他听到范香儿质问没有动作而是笑道“无耻小贼?哈哈,这个称呼我喜欢!”

他忽然一跃而起,窜到了范香儿面前,晶亮的眼睛直视着她,“我是无耻小贼你又是谁?”

“我我我是来找老奶奶的!”范香儿乍然面对近在咫尺的脸惊的话都不会说了。

这小贼长的可真好看啊她一直觉得大爷就是她见过长的最好看的男人了,没想到这么快就颠覆了这个认知。

大爷的好看是端正内敛的像一块冰凉又温润的玉佩柔和也坚硬。

眼前的男子长的就是纯粹的好看,他看上去比自己大不了多少五官俊朗明艳范香儿不太形容的出来,大约就是那种阴天里突然见到了太阳的感觉。

男子看她傻了一样的盯着自己觉得很好笑,趁她不备嗖的从她手里抽走了小花锄。

“你是哪个园子的丫头?”

范香儿这才回过神儿来,假装淡定的吧叽了一下嘴巴“我还没问你是谁呢?”

“我是竹园的人。”

竹园是哪里?范香儿对偌大的方府构成还不是很了解。

她为了显示自己并不无知,大胆推测道“那你是竹园的小厮喽?”

“是你是哪个园子的?”男子沉吟了一下点了头。

“我是逸园的里丫鬟。”通房丫鬟也是丫鬟。

逸园?以前没听说过逸园里有女人,不过听说最近为了一个江南来的女人新进了不少。看这姑娘的穿着还不错,应该是个有等级的丫鬟。

二人这样一番互通了身份,既然你是小厮我是丫鬟,范香儿也就不打算追究他偷听自己说话的罪行了。

“刚才你在骂什么?可是有人欺负了你?”男子看着眼前这个刚才眼睛里还喷火,莫名的火又熄了的面团般女孩,好奇的问道。

范香儿忽然不想在这么好看的男子面前说学堂里的那些烂事儿了。

“没什么的,我得回去了,再见!”范香儿觉得自己脸在烧,匆匆丢下一句就跑了,徒留男子在原地愣了一下,之后爆笑。

他绕到了前院,问向老奶娘,“刚在去后院的那个女孩儿是谁?”

老奶娘一拍脑门,大呼,“诶呀,四爷,我怎么把你在后面休息给忘了。你刚刚从书院回来还不知道,她就是大爷新带回来的通房。”

方时贞眉宇轻蹙,竟是大哥的女人,可惜了,那么灵秀的女孩儿竟然只是个通房。再好看的鸟儿进了这大宅院早晚也会被磨没了灵气。

他忽然想到自己,本来很好的心情一下子跌了下来。

“老奶娘,别和她说我的身份。”

范香儿为何突然跑了出来?因为那个男人实在是太好看了,她发现她不能好好和她对话,话都争先恐后的卡在嗓子眼儿里。

她摸了摸自己发烫的小脸儿,觉得自己这样很不好。

她已经有大爷了,大爷长的也很好,她应该只看大爷一个人的。嗯,得空她要好好看看他,及时冲淡刚才那个妖孽小厮的影子。

晚饭过后许久了,还不见大爷回来,范香儿决定先不等了,自己锅里的鱼,早吃晚吃都一样,她还是先做最重要的事去吧。
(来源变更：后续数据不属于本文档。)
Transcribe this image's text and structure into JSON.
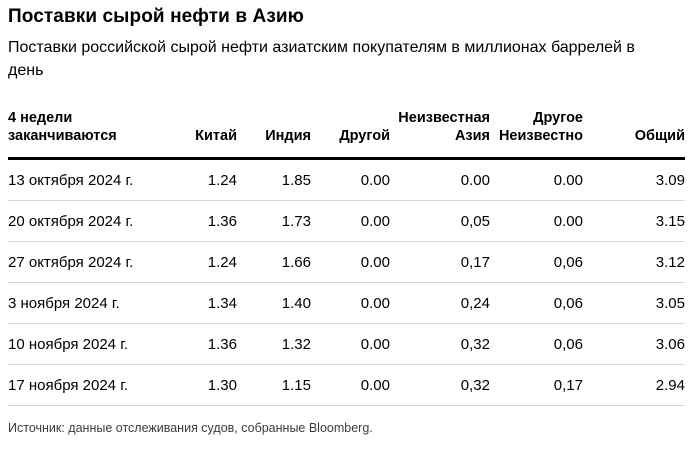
{
  "header": {
    "title": "Поставки сырой нефти в Азию",
    "subtitle": "Поставки российской сырой нефти азиатским покупателям в миллионах баррелей в день"
  },
  "chart_data": {
    "type": "table",
    "title": "Поставки сырой нефти в Азию",
    "subtitle": "Поставки российской сырой нефти азиатским покупателям в миллионах баррелей в день",
    "columns": [
      {
        "line1": "4 недели",
        "line2": "заканчиваются"
      },
      {
        "line1": "",
        "line2": "Китай"
      },
      {
        "line1": "",
        "line2": "Индия"
      },
      {
        "line1": "",
        "line2": "Другой"
      },
      {
        "line1": "Неизвестная",
        "line2": "Азия"
      },
      {
        "line1": "Другое",
        "line2": "Неизвестно"
      },
      {
        "line1": "",
        "line2": "Общий"
      }
    ],
    "rows": [
      [
        "13 октября 2024 г.",
        "1.24",
        "1.85",
        "0.00",
        "0.00",
        "0.00",
        "3.09"
      ],
      [
        "20 октября 2024 г.",
        "1.36",
        "1.73",
        "0.00",
        "0,05",
        "0.00",
        "3.15"
      ],
      [
        "27 октября 2024 г.",
        "1.24",
        "1.66",
        "0.00",
        "0,17",
        "0,06",
        "3.12"
      ],
      [
        "3 ноября 2024 г.",
        "1.34",
        "1.40",
        "0.00",
        "0,24",
        "0,06",
        "3.05"
      ],
      [
        "10 ноября 2024 г.",
        "1.36",
        "1.32",
        "0.00",
        "0,32",
        "0,06",
        "3.06"
      ],
      [
        "17 ноября 2024 г.",
        "1.30",
        "1.15",
        "0.00",
        "0,32",
        "0,17",
        "2.94"
      ]
    ]
  },
  "footer": {
    "source": "Источник: данные отслеживания судов, собранные Bloomberg."
  },
  "colors": {
    "text": "#000000",
    "muted_text": "#3c3c3c",
    "header_rule": "#000000",
    "row_divider": "#d9d9d9",
    "background": "#ffffff"
  }
}
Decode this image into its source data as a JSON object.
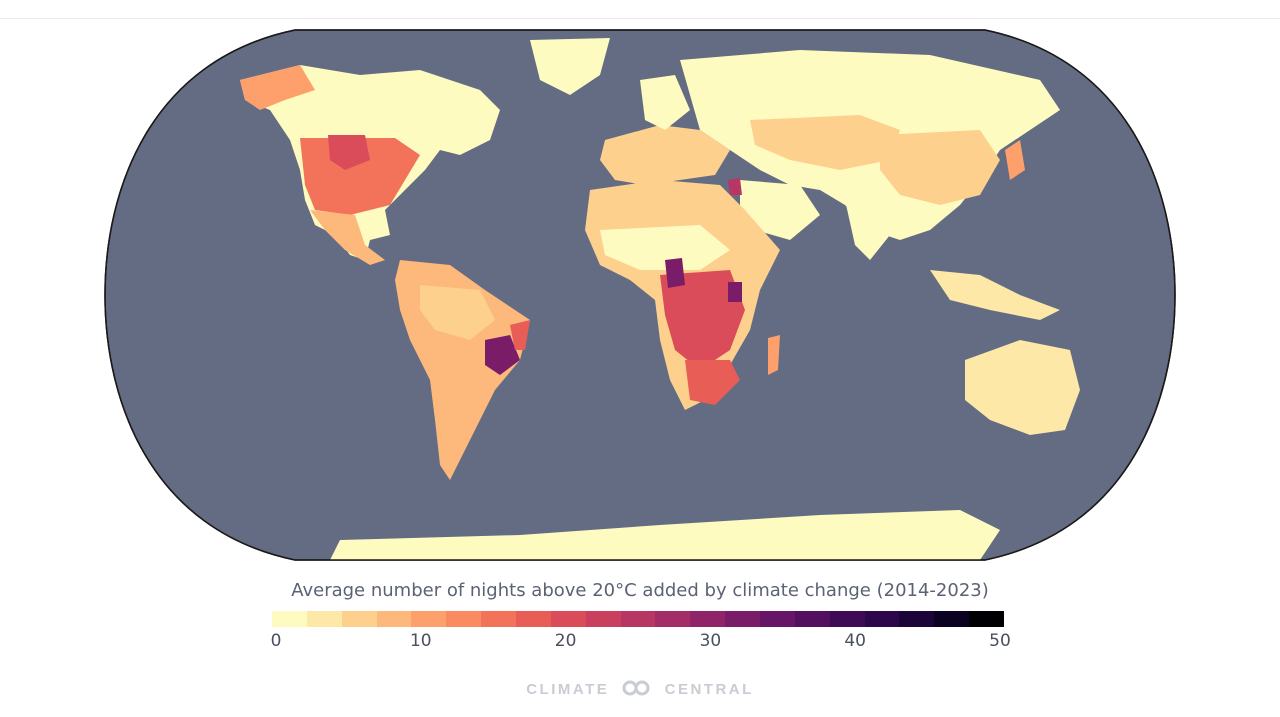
{
  "map": {
    "ocean_color": "#636c82",
    "land_base_color": "#fefbc0",
    "border_color": "#1a1a1a"
  },
  "legend": {
    "title": "Average number of nights above 20°C added by climate change (2014-2023)",
    "min": 0,
    "max": 50,
    "tick_values": [
      "0",
      "10",
      "20",
      "30",
      "40",
      "50"
    ],
    "colors": [
      "#fefbc0",
      "#fde8a8",
      "#fdd08e",
      "#fdb87c",
      "#fda06c",
      "#f98a62",
      "#f2735a",
      "#e85e57",
      "#da4c5a",
      "#c9405f",
      "#b73664",
      "#a32d67",
      "#8f2468",
      "#7b1c69",
      "#671566",
      "#53105f",
      "#3f0b55",
      "#2c074a",
      "#1a0438",
      "#0b0221",
      "#000004"
    ]
  },
  "brand": {
    "left": "CLIMATE",
    "right": "CENTRAL",
    "icon": "climate-central-logo-icon"
  }
}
命金玉把灯调亮一些,就让她下去了,卧室里一个丫鬟都没留。

她火急火燎的撩起床单,往床底下一看,果然小如小意把东西给她找来了。

今天从学堂出来后她就让小如小意秘密给她准备东西,为了躲过爱管事的金玉和金蝉两个,特意让她们两个偷偷把东西藏到她的床底下。

范香儿拿着手里的一截三叉粗树枝,几条韧性十足的橡胶绳子,眼里露出了邪恶的光芒。

小丫头们,再敢惹我让你们跪下来叫姐姐。

一个人把满满两页纸抄写十遍,对于别人来说也许不难,对于范香儿这写字靠照猫画虎的人来说就太难了,她自己吭哧吭哧抄写了一份儿,觉得难看的自己都看不下去。

她原本是想自己抄两份,丫鬟再帮着抄几份,蒙混过关算了。可自己这狗爬一般的字混在里面也太明显了!

于是她索性自己一份都不再写了,十份直接全用丫鬟写的,明天先生要是让她当堂写字的话,她就说自己手腕子扭了,写不了字。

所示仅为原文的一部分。